Ne acayip bir döneme geldik hala idrak edemiyorum. Bir arkadaşımla her zaman deriz keşke ya 2000 yıl sonra uzaylı, bilim kurgu filmlerinden çıkılmış bir döneme denk gelseydik (hoş böyle giderse o da zor), yada 2000 yıl önce hiçlikte yaşasaydık. Ülkede neye dokunsam elimde kalıyor. Eğitim aldı başını gitti bir yerlere, aklı olan bir şekilde beyin göçüyle gidiyor zaten. Ülkenin cenneti andıran dağları, koyları, ormanları, nehirleri anası ağladı. Yandı, otel oldu, maden oldu, her dere tepesine bir hes oldu. Orman yangınlarına 2021den beri elimden geldiğince gönüllü gidiyorum.
Günün Fotoğrafı şu manzara 1 haftadır aklımdan çıkmıyor. Önceki halini çok iyi hatırlıyor olmamdan kaynaklanıyor galiba. Ekim 2024te müdahale ettiğimiz yerdeki sıcaklığı düşündüğüm hala hissedebiliyorum. Toplumun genel olarak ahlakı yerin dibine değil taaa magmaya indi. Herkes alavere, tokatçılık derdinde. Haberleri açıp izliyorsun vuran vurana haberin başından sonuna kaos. Geçen haberde 189 suç kaydı olan kadını gösterdiler, içeri girmemek için sürekli hamile kalıyormuş. Yakalanmış hapse atılmış 14. çocuğuna hamile kaldığı için serbest bırakılmış. Böyle bir bireyden gelen 14 çocuğun topluma ne gibi bir faydası olabilir ki?

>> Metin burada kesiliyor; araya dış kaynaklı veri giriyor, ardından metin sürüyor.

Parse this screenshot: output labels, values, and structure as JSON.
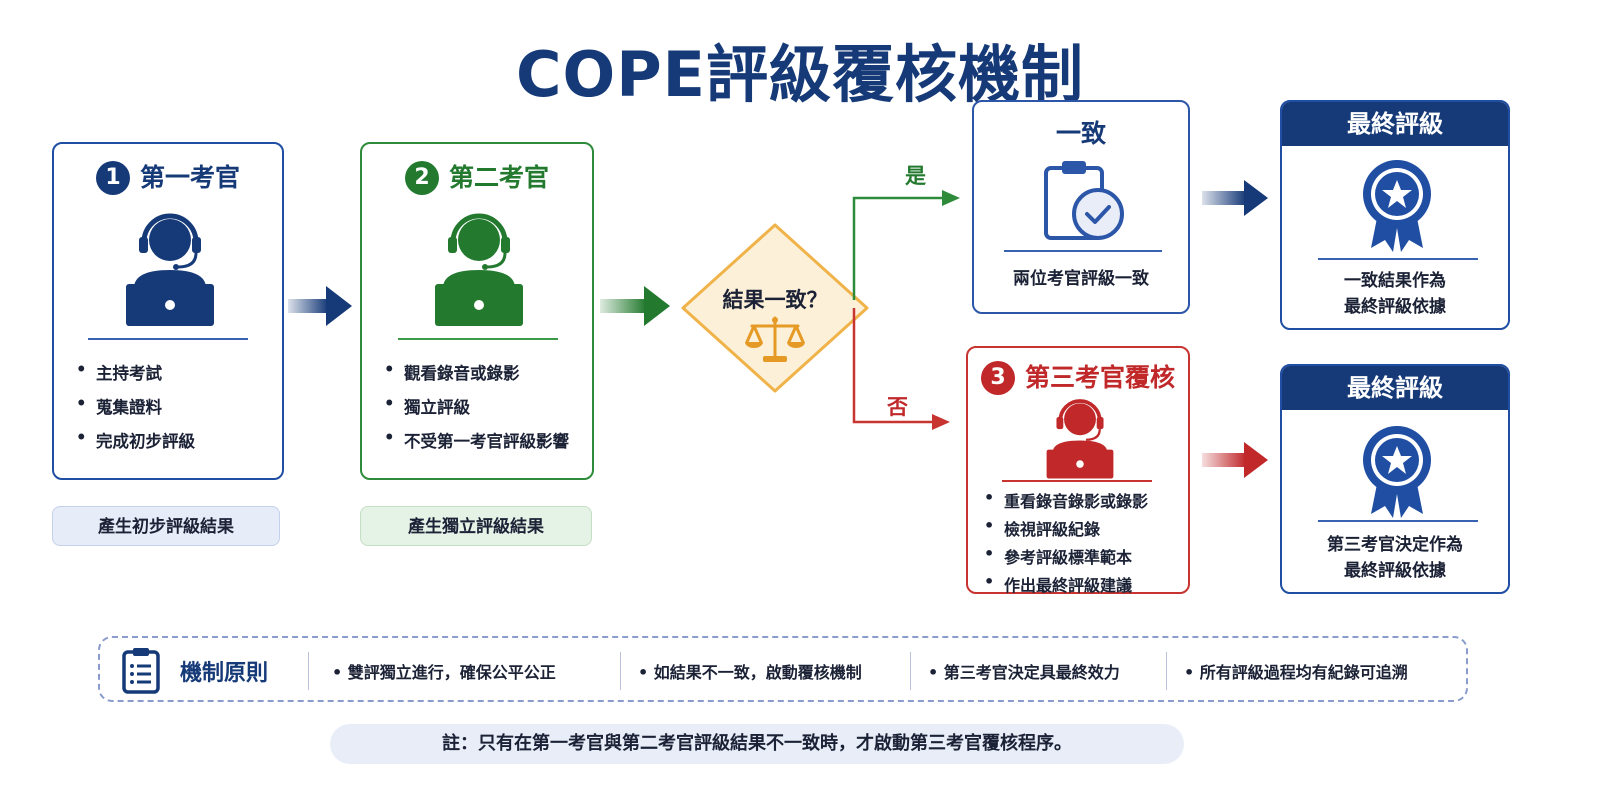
{
  "title": "COPE評級覆核機制",
  "examiner1": {
    "number": "1",
    "title": "第一考官",
    "bullets": [
      "主持考試",
      "蒐集證料",
      "完成初步評級"
    ],
    "result": "產生初步評級結果"
  },
  "examiner2": {
    "number": "2",
    "title": "第二考官",
    "bullets": [
      "觀看錄音或錄影",
      "獨立評級",
      "不受第一考官評級影響"
    ],
    "result": "產生獨立評級結果"
  },
  "decision": {
    "question": "結果一致？",
    "yes": "是",
    "no": "否"
  },
  "consistent": {
    "title": "一致",
    "text": "兩位考官評級一致"
  },
  "examiner3": {
    "number": "3",
    "title": "第三考官覆核",
    "bullets": [
      "重看錄音錄影或錄影",
      "檢視評級紀錄",
      "參考評級標準範本",
      "作出最終評級建議"
    ]
  },
  "final_top": {
    "title": "最終評級",
    "lines": [
      "一致結果作為",
      "最終評級依據"
    ]
  },
  "final_bottom": {
    "title": "最終評級",
    "lines": [
      "第三考官決定作為",
      "最終評級依據"
    ]
  },
  "principles": {
    "title": "機制原則",
    "items": [
      "雙評獨立進行，確保公平公正",
      "如結果不一致，啟動覆核機制",
      "第三考官決定具最終效力",
      "所有評級過程均有紀錄可追溯"
    ]
  },
  "note": "註：只有在第一考官與第二考官評級結果不一致時，才啟動第三考官覆核程序。",
  "colors": {
    "navy": "#163a78",
    "green": "#237a2f",
    "red": "#c0282a",
    "diamond_fill": "#fdf0d8",
    "diamond_border": "#f0b34a",
    "scale": "#e59a25"
  }
}
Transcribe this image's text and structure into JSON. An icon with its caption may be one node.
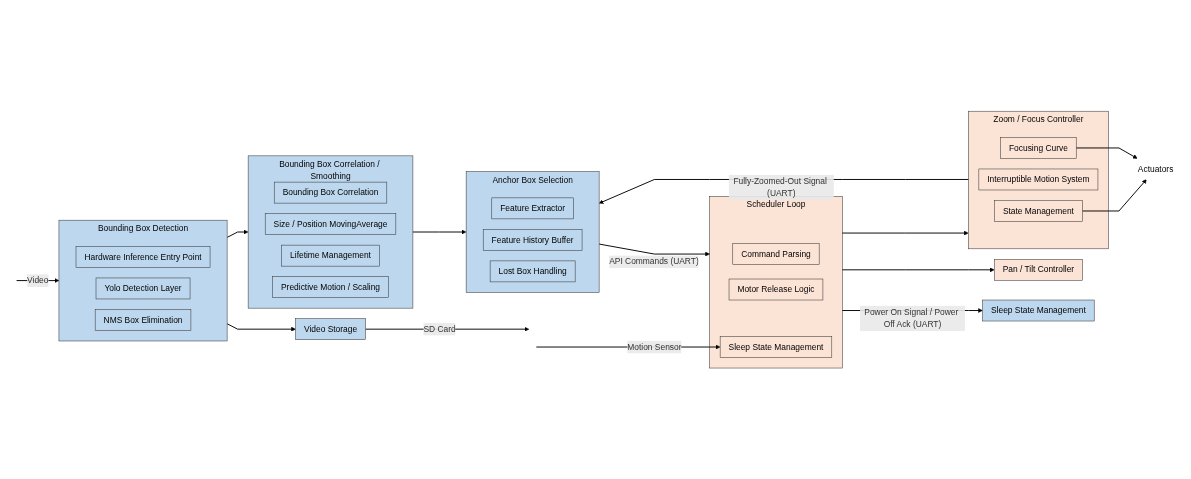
{
  "diagram": {
    "nodes": [
      {
        "text": [
          "Bounding Box Detection"
        ]
      },
      {
        "text": [
          "Hardware Inference Entry Point"
        ],
        "in": 0
      },
      {
        "text": [
          "Yolo Detection Layer"
        ],
        "in": 0
      },
      {
        "text": [
          "NMS Box Elimination"
        ],
        "in": 0
      },
      {
        "text": [
          "Video Storage"
        ]
      },
      {
        "text": [
          "Bounding Box Correlation / Smoothing"
        ]
      },
      {
        "text": [
          "Bounding Box Correlation"
        ],
        "in": 5
      },
      {
        "text": [
          "Size / Position MovingAverage"
        ],
        "in": 5
      },
      {
        "text": [
          "Lifetime Management"
        ],
        "in": 5
      },
      {
        "text": [
          "Predictive Motion / Scaling"
        ],
        "in": 5
      },
      {
        "text": [
          "Anchor Box Selection"
        ]
      },
      {
        "text": [
          "Feature Extractor"
        ],
        "in": 10
      },
      {
        "text": [
          "Feature History Buffer"
        ],
        "in": 10
      },
      {
        "text": [
          "Lost Box Handling"
        ],
        "in": 10
      },
      {
        "text": [
          "Scheduler Loop"
        ]
      },
      {
        "text": [
          "Command Parsing"
        ],
        "in": 14
      },
      {
        "text": [
          "Motor Release Logic"
        ],
        "in": 14
      },
      {
        "text": [
          "Sleep State Management"
        ],
        "in": 14
      },
      {
        "text": [
          "Zoom / Focus Controller"
        ]
      },
      {
        "text": [
          "State Management"
        ],
        "in": 18
      },
      {
        "text": [
          "Interruptible Motion System"
        ],
        "in": 18
      },
      {
        "text": [
          "Focusing Curve"
        ],
        "in": 18
      },
      {
        "text": [
          "Pan / Tilt Controller"
        ]
      },
      {
        "text": [
          "Sleep State Management"
        ]
      },
      {
        "text": [
          "Actuators"
        ]
      }
    ],
    "edges": [
      {
        "from": null,
        "to": 0,
        "arrow": "to",
        "label": "Video"
      },
      {
        "from": 0,
        "to": 4,
        "arrow": "to"
      },
      {
        "from": 4,
        "to": null,
        "arrow": "to",
        "label": "SD Card"
      },
      {
        "from": 0,
        "to": 5,
        "arrow": "to"
      },
      {
        "from": 5,
        "to": 10,
        "arrow": "to"
      },
      {
        "from": 10,
        "to": 14,
        "arrow": "to",
        "label": "API Commands (UART)"
      },
      {
        "from": 18,
        "to": 10,
        "arrow": "to",
        "label": "Fully-Zoomed-Out Signal (UART)"
      },
      {
        "from": 14,
        "to": 18,
        "arrow": "to"
      },
      {
        "from": null,
        "to": 17,
        "arrow": "to",
        "label": "Motion Sensor"
      },
      {
        "from": 14,
        "to": 22,
        "arrow": "to"
      },
      {
        "from": 14,
        "to": 23,
        "arrow": "to",
        "label": "Power On Signal / Power Off Ack (UART)"
      },
      {
        "from": 19,
        "to": 24,
        "arrow": "to"
      },
      {
        "from": 21,
        "to": 24,
        "arrow": "to"
      }
    ]
  }
}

Azınlık Raporu filmindeki gibi bir sistem olsa ülkemizde o da hata verir. Adalet, hak, hukuk yargı olarak yazılacak çok şey var ama forum kuralları, farklı görüşten birinin pireyi deve yapma ihtimali vs. vs. diyerek küçük bir örnekle bitireyim.
Hakim Neye Gülüyorsun?
Deniz Gezmiş: Duvarda adalet yazıyor ona gülüyorum.
Ve hepsinin sonu olarak dünyadaki 32 yıllık varlığım son bir kaç gününde olan birisi olarak, aklıma şu karikatür geldi. Böyle yazınca ulan yoksa.. falan diye düşünmeyin, 32 bitip 33 oluyor.